Caxtrinho grew up in Baixada Fluminense, a remote suburb of Rio de Janeiro where three million people live in rampant poverty. Although only 25 kilometers from Copacabana and Ipanema, this agglomeration is light-years away from affluent neighborhoods.
Queda Livre is dense, intense and chaotic, just like the Baixana Fluminense. At times, beauty appears, in the form of a tiny accoustic samba, or harmonic vocals.Then anguish returns, in the form of delirious brass, furious keyboards, psychedelic guitars and pulsating drums.

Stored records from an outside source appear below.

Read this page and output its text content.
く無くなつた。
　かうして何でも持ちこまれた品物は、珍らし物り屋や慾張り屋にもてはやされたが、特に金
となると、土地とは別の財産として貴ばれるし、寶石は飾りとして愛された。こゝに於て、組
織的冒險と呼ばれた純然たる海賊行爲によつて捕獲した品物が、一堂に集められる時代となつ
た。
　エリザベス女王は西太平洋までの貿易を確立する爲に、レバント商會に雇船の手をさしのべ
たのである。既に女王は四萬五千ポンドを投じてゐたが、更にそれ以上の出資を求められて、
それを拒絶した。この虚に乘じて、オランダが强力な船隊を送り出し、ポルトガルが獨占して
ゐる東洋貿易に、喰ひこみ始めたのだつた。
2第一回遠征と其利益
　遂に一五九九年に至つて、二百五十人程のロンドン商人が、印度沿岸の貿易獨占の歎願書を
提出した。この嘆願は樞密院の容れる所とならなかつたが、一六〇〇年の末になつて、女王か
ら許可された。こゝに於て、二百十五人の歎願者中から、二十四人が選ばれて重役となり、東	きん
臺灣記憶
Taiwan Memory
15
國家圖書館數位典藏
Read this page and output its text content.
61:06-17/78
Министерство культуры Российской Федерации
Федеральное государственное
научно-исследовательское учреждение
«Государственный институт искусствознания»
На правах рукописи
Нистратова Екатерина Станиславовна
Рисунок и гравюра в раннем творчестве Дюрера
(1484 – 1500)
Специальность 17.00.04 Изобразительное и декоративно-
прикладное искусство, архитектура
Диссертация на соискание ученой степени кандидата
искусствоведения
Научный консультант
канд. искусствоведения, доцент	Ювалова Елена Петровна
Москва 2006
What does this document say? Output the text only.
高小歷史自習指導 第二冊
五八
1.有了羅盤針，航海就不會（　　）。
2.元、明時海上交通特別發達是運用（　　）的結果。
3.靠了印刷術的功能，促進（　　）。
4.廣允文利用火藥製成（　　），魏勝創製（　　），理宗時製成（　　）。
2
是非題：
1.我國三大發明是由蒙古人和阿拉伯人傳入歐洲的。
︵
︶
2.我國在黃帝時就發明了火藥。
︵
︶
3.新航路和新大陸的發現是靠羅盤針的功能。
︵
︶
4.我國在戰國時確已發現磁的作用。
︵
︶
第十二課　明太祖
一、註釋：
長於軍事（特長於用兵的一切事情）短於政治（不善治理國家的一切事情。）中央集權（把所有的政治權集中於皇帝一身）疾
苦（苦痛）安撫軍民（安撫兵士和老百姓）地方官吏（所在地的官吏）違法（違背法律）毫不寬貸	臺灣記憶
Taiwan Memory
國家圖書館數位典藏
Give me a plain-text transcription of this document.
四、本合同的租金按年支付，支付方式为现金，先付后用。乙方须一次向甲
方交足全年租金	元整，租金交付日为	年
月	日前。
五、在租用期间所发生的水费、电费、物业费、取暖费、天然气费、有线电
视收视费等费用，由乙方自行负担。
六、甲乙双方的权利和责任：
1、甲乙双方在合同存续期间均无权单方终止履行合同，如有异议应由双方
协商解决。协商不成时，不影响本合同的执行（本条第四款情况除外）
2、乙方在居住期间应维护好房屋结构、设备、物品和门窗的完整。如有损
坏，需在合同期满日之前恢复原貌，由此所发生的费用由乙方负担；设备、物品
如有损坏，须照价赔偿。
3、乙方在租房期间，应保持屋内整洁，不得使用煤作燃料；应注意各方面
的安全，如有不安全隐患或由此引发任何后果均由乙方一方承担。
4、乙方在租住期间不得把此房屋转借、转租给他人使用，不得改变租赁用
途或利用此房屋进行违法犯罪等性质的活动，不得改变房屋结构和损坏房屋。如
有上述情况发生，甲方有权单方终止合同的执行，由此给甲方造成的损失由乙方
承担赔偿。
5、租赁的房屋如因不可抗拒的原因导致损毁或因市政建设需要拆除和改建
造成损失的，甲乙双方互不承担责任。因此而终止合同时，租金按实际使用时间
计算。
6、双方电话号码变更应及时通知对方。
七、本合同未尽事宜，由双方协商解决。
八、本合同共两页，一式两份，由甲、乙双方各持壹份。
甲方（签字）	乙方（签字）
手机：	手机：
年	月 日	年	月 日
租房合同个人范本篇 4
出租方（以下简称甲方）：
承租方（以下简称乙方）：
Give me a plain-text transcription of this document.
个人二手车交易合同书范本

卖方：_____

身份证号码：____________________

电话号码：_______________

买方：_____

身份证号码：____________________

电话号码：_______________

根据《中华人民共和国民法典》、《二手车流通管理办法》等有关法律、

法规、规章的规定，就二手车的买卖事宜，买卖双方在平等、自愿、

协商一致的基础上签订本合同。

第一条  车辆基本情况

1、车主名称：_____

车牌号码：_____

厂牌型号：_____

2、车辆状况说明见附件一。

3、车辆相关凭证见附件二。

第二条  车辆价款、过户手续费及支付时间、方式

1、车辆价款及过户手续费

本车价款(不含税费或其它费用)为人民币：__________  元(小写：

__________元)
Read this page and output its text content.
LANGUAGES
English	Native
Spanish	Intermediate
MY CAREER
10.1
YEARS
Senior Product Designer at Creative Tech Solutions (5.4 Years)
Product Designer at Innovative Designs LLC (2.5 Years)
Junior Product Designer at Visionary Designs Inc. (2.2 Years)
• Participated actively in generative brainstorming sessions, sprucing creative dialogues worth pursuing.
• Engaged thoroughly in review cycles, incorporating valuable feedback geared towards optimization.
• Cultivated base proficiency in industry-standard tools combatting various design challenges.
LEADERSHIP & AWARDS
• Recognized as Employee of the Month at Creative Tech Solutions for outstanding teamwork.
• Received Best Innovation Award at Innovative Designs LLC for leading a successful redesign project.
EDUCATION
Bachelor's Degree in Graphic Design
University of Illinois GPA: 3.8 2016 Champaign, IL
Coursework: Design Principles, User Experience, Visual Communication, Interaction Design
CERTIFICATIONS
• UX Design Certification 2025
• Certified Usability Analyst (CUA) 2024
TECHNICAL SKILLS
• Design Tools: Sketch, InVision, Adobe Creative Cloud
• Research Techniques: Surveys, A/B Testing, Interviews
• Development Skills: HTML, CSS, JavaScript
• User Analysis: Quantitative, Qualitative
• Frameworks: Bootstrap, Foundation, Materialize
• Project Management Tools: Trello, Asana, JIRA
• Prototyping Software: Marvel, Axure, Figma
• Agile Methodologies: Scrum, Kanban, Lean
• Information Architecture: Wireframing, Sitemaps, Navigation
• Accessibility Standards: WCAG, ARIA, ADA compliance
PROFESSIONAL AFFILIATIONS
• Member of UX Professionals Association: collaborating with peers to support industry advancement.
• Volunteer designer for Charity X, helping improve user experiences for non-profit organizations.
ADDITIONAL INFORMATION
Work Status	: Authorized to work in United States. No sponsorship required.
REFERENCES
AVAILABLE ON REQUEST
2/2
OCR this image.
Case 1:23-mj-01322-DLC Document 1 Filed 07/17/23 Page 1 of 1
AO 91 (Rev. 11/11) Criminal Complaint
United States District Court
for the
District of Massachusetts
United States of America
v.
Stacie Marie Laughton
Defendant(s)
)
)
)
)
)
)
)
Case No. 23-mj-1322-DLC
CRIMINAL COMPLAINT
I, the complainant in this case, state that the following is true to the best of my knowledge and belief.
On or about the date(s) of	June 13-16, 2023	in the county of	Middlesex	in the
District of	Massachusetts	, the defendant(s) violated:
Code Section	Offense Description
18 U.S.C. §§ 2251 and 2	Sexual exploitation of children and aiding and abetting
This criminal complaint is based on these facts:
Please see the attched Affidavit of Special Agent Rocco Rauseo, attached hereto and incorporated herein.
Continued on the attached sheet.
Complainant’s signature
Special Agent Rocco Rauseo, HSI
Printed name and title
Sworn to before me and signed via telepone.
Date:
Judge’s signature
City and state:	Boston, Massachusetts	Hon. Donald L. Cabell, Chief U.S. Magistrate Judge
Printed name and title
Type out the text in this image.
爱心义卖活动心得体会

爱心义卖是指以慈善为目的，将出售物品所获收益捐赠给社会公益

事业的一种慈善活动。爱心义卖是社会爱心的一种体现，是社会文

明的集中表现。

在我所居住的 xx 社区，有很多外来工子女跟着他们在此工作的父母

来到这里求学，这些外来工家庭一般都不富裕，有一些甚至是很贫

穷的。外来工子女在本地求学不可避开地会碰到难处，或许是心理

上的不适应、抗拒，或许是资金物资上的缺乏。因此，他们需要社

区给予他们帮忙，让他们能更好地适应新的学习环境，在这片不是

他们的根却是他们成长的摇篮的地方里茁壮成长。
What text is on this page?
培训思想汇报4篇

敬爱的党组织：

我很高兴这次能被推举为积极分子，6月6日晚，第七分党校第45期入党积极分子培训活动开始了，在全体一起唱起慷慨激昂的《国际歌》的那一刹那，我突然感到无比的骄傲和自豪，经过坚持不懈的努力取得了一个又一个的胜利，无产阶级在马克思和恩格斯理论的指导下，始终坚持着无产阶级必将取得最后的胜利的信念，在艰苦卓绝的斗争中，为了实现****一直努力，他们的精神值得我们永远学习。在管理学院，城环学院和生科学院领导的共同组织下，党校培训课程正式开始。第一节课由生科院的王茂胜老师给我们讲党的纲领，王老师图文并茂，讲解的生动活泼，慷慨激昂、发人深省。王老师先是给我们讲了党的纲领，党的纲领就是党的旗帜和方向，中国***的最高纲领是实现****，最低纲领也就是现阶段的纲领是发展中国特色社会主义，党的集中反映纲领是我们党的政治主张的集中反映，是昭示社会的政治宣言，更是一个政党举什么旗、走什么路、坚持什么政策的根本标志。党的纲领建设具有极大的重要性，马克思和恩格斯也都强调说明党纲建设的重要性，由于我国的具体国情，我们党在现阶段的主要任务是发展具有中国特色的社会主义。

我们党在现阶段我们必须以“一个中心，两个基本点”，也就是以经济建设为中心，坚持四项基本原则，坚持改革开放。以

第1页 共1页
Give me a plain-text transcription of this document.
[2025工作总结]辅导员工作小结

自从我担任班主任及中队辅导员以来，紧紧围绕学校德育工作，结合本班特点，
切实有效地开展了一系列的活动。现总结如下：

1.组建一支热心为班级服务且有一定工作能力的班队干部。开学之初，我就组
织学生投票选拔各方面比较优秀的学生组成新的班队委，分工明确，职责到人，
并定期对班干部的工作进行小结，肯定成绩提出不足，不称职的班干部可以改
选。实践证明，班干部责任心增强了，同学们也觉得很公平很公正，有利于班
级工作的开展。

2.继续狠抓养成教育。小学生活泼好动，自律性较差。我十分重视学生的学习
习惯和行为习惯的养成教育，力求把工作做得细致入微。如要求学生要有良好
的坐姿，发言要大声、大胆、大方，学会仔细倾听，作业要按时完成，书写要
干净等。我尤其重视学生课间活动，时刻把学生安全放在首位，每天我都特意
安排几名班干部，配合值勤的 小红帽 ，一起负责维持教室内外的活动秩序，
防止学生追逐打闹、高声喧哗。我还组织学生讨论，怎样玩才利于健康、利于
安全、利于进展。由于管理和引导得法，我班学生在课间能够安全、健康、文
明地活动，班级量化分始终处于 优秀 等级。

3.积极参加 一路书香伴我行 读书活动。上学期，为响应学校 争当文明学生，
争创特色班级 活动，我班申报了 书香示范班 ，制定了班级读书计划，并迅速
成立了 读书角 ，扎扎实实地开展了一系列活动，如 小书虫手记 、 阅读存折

The last two tracks, Merecedores and Rolé Na B2, are the longest and most innovative. Behind these moments of intensity, there is something very well constructed. Caxtrinho seems to know perfectly well where he wants to take us, i.e., into the complicated universe where he grew up, in which the vast majority strive to survive until tomorrow, hoping not to succumb to stray bullets in the wrong place at the wrong time.
Queda Livre is not an album to be listened to on mute at a gathering of friends. It’s an album to be listened to alone, or among connoisseurs, to feel this tropical musical downpour.
Thirty minutes isn’t much for a first album. We’ll see later if Queda Livre is an accident or the start of an innovative career. Caxtrinho is definitely one to watch.